1970: She danced with the future king, but it was no big deal. Forty-two years ago Mary Mitchelson, then Mary Picot and living in St Heliers, was photographed hand in hand with a 21-year-old Prince Charles at a YMCA Auckland square dancing event. Mitchelson was standing on Prince Charles' left. An acquaintance, Anne Harre of Kohimarama, was on the prince's right. The photo ran on the newspaper's front page the next day and Mitchelson's grandfather was so proud he had the photo framed. But Mitchelson is still embarrassed by the attention.

"He just happened to walk into our group," she says. Mitchelson doesn't think she will be queuing for a second meeting. "At the time it was something, but that was a long time ago."

1981: For one brief moment, Andrew Arkins was king.
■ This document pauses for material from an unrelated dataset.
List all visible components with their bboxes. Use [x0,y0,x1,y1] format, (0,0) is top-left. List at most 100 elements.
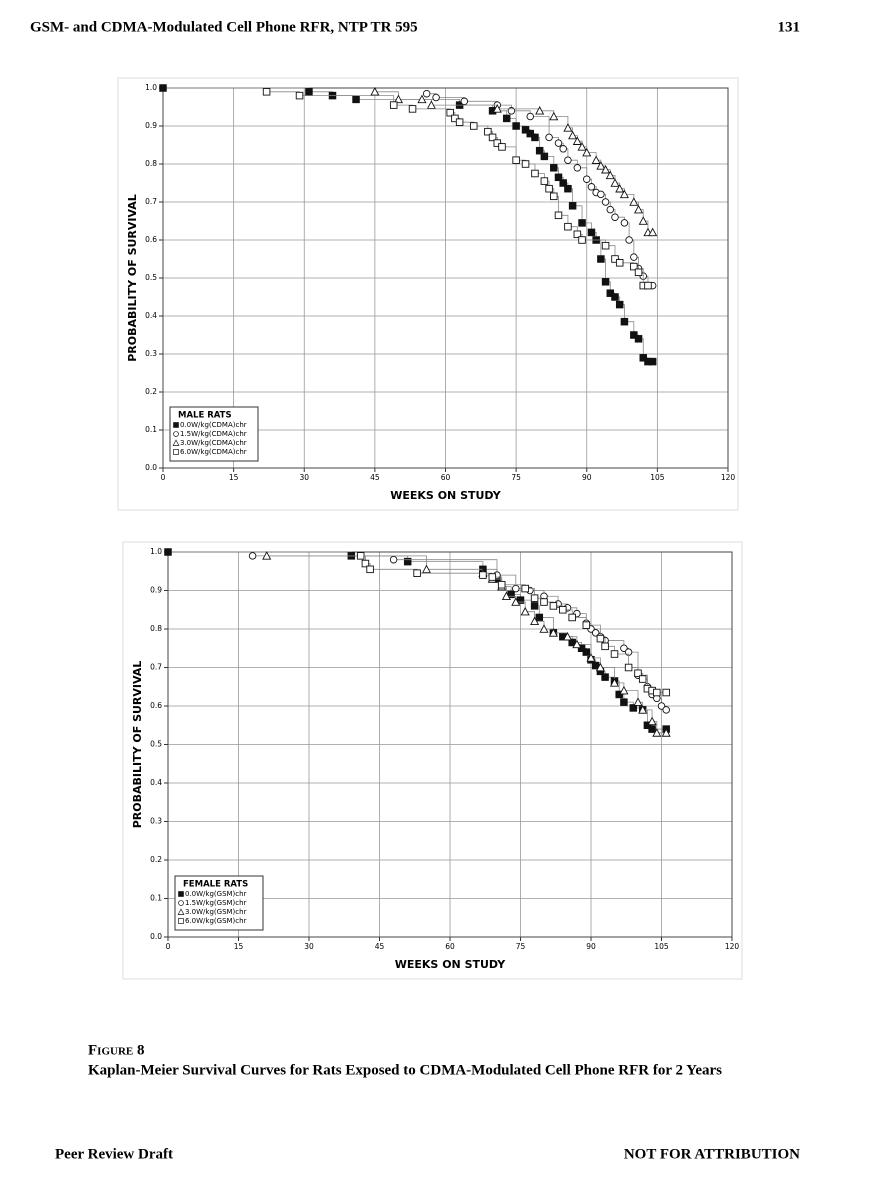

The 5-year-old Pakuranga boy found himself stuck at the back of a large crowd when Prince Charles visited Lloyd Elsmore Park for a public meet and greet during the 1981 Royal Tour. Then help appeared in the form of a couple of Maori wardens, Arkins said. "I got pulled up to the front by them and then I got asked to come forward to meet the prince."

Arkins, now 36, was on crutches for spina bifida but now the contact-centre operator for Orcon relies exclusively on a wheelchair.

1983: When Prince Charles visited the Auckland Fisher & Paykel factory in 1983, a carpeted bridge was built so the heir to the British throne wouldn't have to step over planks of wood in the carpark. Andrew Mercer was impressed by the prince's reaction.

"He saw the bridge and he avoided it. It showed everyone that he was normal." During their few minutes alone the proud fathers compared notes on their children, 10-month-old Prince William and Mercer's daughter Karina, a couple of months older.

"I remember he said: 'They're such a delight at that age, aren't they'."

Despite being a self-described royalist, Mercer, 60, said he didn't have a problem with New Zealand eventually becoming a republic.

"I don't want to see anyone overthrown, just a natural evolution."